ブロックチェーンを使用して IoT 資産追跡アプリを開発する  

ブロックチェーン、IoT デバイス、Node-RED と、IoT 資産追跡デバイスを使用してサプライ・チェーンを改善する

Last updated | By John Walicki

Description

このパターンでは、配送中の環境条件に影響されやすい生鮮品 (食物、医薬品、家畜など) を安全に配送するという実際的な問題に取り組みます。このような生鮮品の配送には例外なく、汚染や損傷から守るためのしきい値 (冷却要件、衝撃や振動の回避など) があります。配送中にこれらのしきい値を超えた場合、その生鮮品は痛むことになり、健康を害する原因になりかねません。

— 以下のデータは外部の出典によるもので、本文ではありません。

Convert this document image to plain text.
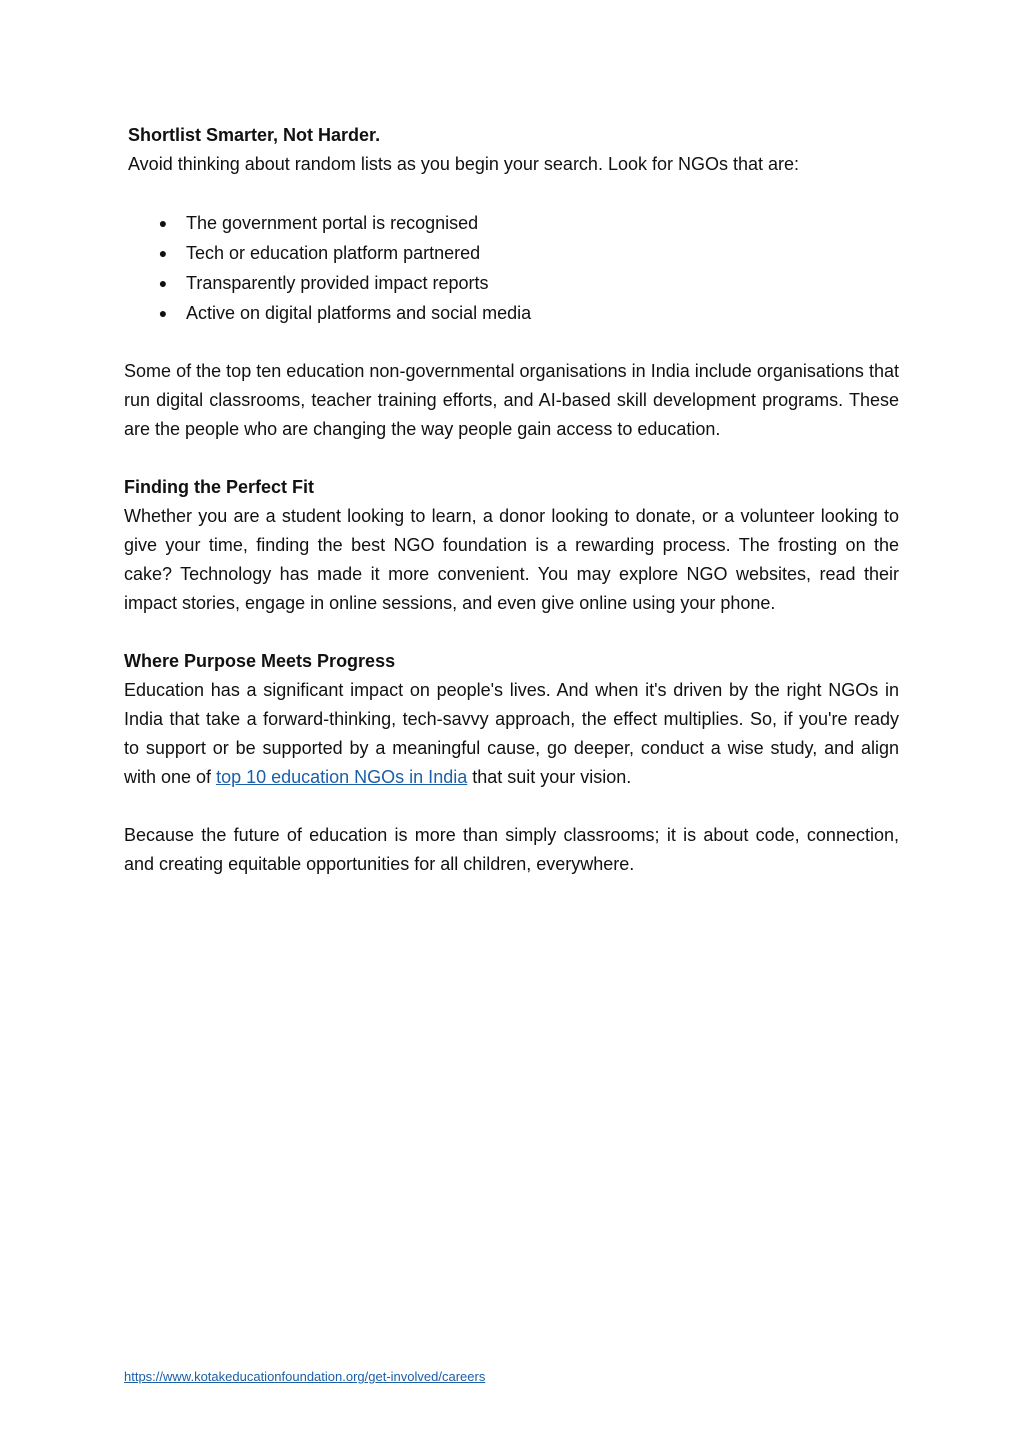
Shortlist Smarter, Not Harder.

Avoid thinking about random lists as you begin your search. Look for NGOs that are:

● The government portal is recognised
● Tech or education platform partnered
● Transparently provided impact reports
● Active on digital platforms and social media

Some of the top ten education non-governmental organisations in India include organisations that run digital classrooms, teacher training efforts, and AI-based skill development programs. These are the people who are changing the way people gain access to education.

Finding the Perfect Fit

Whether you are a student looking to learn, a donor looking to donate, or a volunteer looking to give your time, finding the best NGO foundation is a rewarding process. The frosting on the cake? Technology has made it more convenient. You may explore NGO websites, read their impact stories, engage in online sessions, and even give online using your phone.

Where Purpose Meets Progress

Education has a significant impact on people's lives. And when it's driven by the right NGOs in India that take a forward-thinking, tech-savvy approach, the effect multiplies. So, if you're ready to support or be supported by a meaningful cause, go deeper, conduct a wise study, and align with one of top 10 education NGOs in India that suit your vision.

Because the future of education is more than simply classrooms; it is about code, connection, and creating equitable opportunities for all children, everywhere.

https://www.kotakeducationfoundation.org/get-involved/careers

生鮮品が正常に配送されたこと (あるいは、そうでなかったこと) を確認できるようにするために開発者がとれる方法は、極端な環境条件 (スマート・コントラクト内で指定されたしきい値) にさらされた配送の詳細 (場所、配送品、時間) を記録することです。こうすることで、安全な配送を前提として支払いが行われることになります。複数の参加者間をまたぐ配送条件を、ブロックチェーンを使用して追跡すると、配送プロセスにおける検証が可能になり、信頼がもたらされます。この IBM Code パターンは、このようなブロックチェーンによる IoT 資産追跡ソリューションの見本になります。

Overview

温度、湿度、振動、または時間に影響されやすい生鮮品 (食品サプライ・チェーン、冷却保管された医薬品、園芸植物など) の配送に関連する環境条件を追跡するには、このコード・パターンを使用できます。貨物を安全な環境パラメーターの範囲内で安全な時間内に配送しなければならないとしたら、環境センサーを結合した IoT 資産追跡デバイスを使用して、GPS、三角測量、またはビーコンによって現在位置を計算して、その位置をセルラー、5G、Sub1GHz、SigFox、または WiFi のネットワークを介して報告することには極めて大きな価値があります。安全な配送と貨物の決済に、農場、製造業者、処理工場、トラック、港湾、船、流通センター、消費者向け小売店などの複数の参加者が関与する場合、Hyperledger ブロックチェーンを使用すれば、IoT 資産追跡デバイスから報告される配送の進捗を、不変のトランザクションとして記録することができます。

Flow

  1. Node-RED コントロール・パネル・ダッシュボード内で、資産追跡デバイスを選択し、ジオロケーション報告機能を有効にして Particle.io を呼び出します。
  2. Particle.io がセルラー・ネットワークを介して資産追跡デバイスを呼び出し、アクティブ化します。
  3. ジオロケーション・データは Particle.io に定期的に送信されます (送信間隔は Node-RED コントロール・パネル・ダッシュボード内で設定します)。
  4. Particle.io が Google Geolocation 三角測量サービスを呼び出し、携帯電話の中継塔と信号強度を、ジオロケーション情報 (緯度/経度) に変換します。
  5. Particle.io が緯度/経度の座標を Asset Tracker デバイスに送信します。
  6. Asset Tracker デバイスが温度データのクエリー、続いて振動データのクエリーを実行します。
  7. Asset Tracker デバイスが収集したセンサー・データのすべてを Particle.io に送信します。
  8. Node-RED は、Particle.io に着信する温度と振動のデータを listen します。
  9. Node-RED が温度および振動データを Hyperledger Fabric トランザクション履歴に書き込みます。
  10. Node-RED ダッシュボードが Hyperledger Fabric ブロックチェーンに対し、トランザクション履歴のクエリーを実行し、緯度/経度、時間、センサー・データを地図上に描画します。

Instructions

このパターンの詳細な手順については、README を参照してください。手順の概要は以下のとおりです。

  1. ハードウェアを構成します。
    1. Particle Electron Asset Tracker の基板を構成します。
    2. Particle Electron ツールチェーンをセットアップします。
    3. Watson IoT Asset Tracker プログラムをセットアップします。
  2. IBM Blockchain テクノロジーを実装します。
    1. 基本的な IBM Blockchain Hyperledger ネットワークを構築します。
    2. 生鮮品ビジネス・ネットワークを実装します。
  3. IoT データを視覚化して分析する IoT アプリを作成します。
    1. IBM Cloud 内で IoT スターター・アプリを作成します。
    2. Node-RED を開いて、追加のノードをインストールします。
    3. ビルド前のフローをインポーします。
    4. フローを初期化します。
    5. Particle.io からのイベントを制御して受信します。
    6. イベントを生鮮品ビジネス・ネットワークのブロックチェーンに書き込みます。
    7. ブロックチェーンのトランザクション履歴をロードします。
    8. 資産追跡ダッシュボードを作成します。